A thousand dollars later we were coming out with our three carts full of “house stuff,” when Lori spotted a handwritten note stuck on the windshield of our well-marked Nelson Marine Construction pick-up truck. Lori, who had up to this moment been treasuring the anonymity of the mountains, read the note out loud. “Ben Nelson… is that you?” Her hands fell down to her sides and she looked straight up. “Oh come on! You’ve got to be kidding! People even know you up here?” She handed me the note. It was from some really good friends of mine who had moved away from Bonita Springs decades ago. I had no idea where they had moved to and I hadn’t heard from them since, so I was pretty surprised.

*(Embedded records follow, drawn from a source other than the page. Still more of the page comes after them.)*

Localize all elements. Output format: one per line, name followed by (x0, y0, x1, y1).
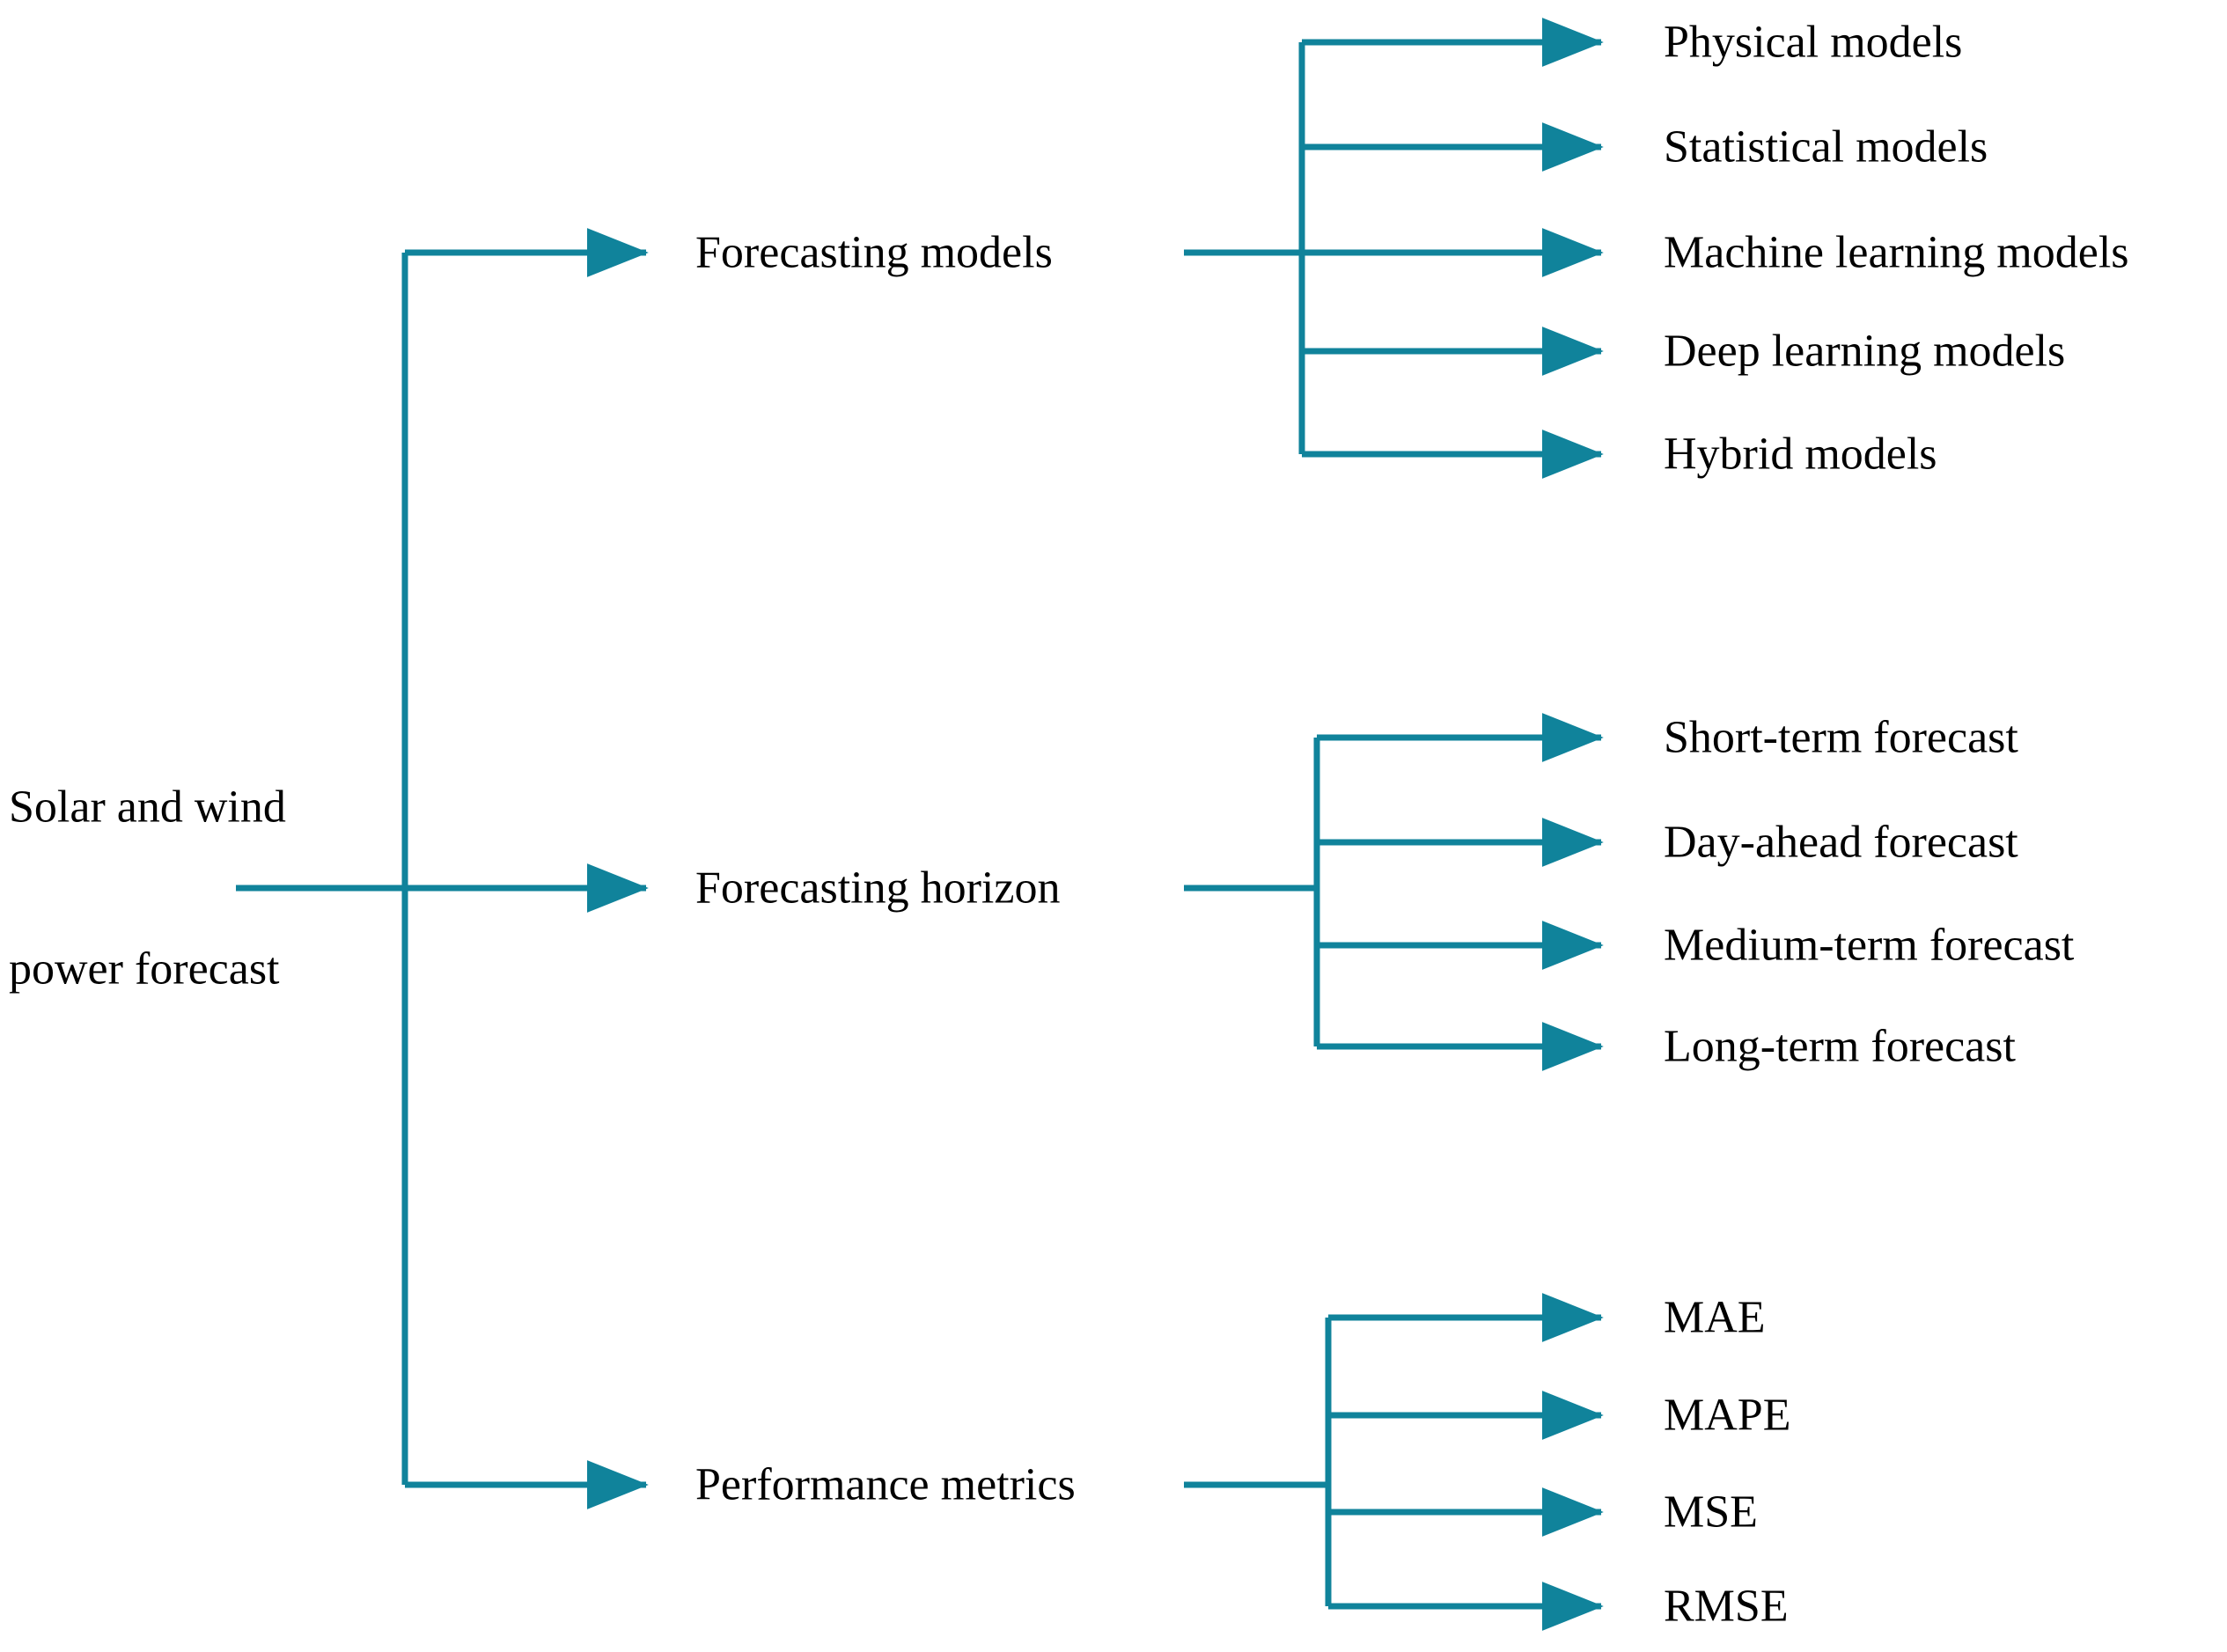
branch-label-performance-metrics: Performance metrics (695, 1459, 1076, 1510)
branch-label-forecasting-models: Forecasting models (695, 227, 1053, 278)
leaf-label-mse: MSE (1664, 1487, 1758, 1538)
leaf-label-medium-term-forecast: Medium-term forecast (1664, 920, 2075, 971)
branch-label-forecasting-horizon: Forecasting horizon (695, 863, 1061, 914)
leaf-label-hybrid-models: Hybrid models (1664, 429, 1937, 480)
leaf-label-rmse: RMSE (1664, 1581, 1789, 1632)
leaf-label-mae: MAE (1664, 1292, 1766, 1343)
leaf-label-short-term-forecast: Short-term forecast (1664, 712, 2018, 763)
root-node-label: Solar and wind power forecast (9, 672, 286, 1105)
leaf-label-statistical-models: Statistical models (1664, 121, 1988, 173)
root-label-line2: power forecast (9, 943, 280, 995)
leaf-label-mape: MAPE (1664, 1390, 1791, 1441)
leaf-label-deep-learning-models: Deep learning models (1664, 326, 2066, 377)
root-label-line1: Solar and wind (9, 782, 286, 833)
leaf-label-machine-learning-models: Machine learning models (1664, 227, 2129, 278)
tree-connectors (236, 18, 1604, 1631)
leaf-label-long-term-forecast: Long-term forecast (1664, 1021, 2016, 1072)
leaf-label-day-ahead-forecast: Day-ahead forecast (1664, 817, 2018, 868)
leaf-label-physical-models: Physical models (1664, 17, 1963, 68)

The note said to meet them in the garden center and as we walked in the door, like magic… after twenty years, there they were! We hugged and laughed at how unlikely and serendipitous it was for us to have bought a place twenty five minutes from where they had moved to so long ago and that we had somehow managed to find each other on our first day there, on Easter Sunday in the Home Depot. But that was just the beginning.

“So where did you buy at?” asked Jay as we all walked slowly out to the parking lot together. I motioned back over my shoulder. “A couple of towns over in Hiawassee.” Jay nodded. “Oh yeah, I know Hiawassee really well. Where in Hiawassee?” Our cabin was one of thousands that were out in the middle of nowhere, so I didn’t think there was much sense going into detail. “Oh, way out east of town off Scataway Road.” Jay nodded again. “Sure! I know Scataway really well. Where off Scataway?” Again I kind of dismissed the possibility that out of all the small dirt roads, he would know where ours was. “It’s a little place off Phillips Cove…” Jay interrupted. “Ohhhh… you bought the Rigden place!” Lori and I stopped and stared at Jay with our mouths open. “Wha…” I sputtered. “How could you possibly know that?” Jay grinned a big grin, took me by the shoulders and said “Because I’m your MAILMAN!” “WHOAAAAA!!!” We all said at once.

I still get chill bumps when I tell the story of how we reconnected with our good friends. And when I think about how many different seemingly unrelated, unconnected decisions had to align in order for this to happen it reminds me that every day, unbeknownst to us, seemingly small decisions constantly turn the course of our lives, our businesses and our communities.

It is indeed a small world, crafted by small acts. But they can lead to big wonderful surprises.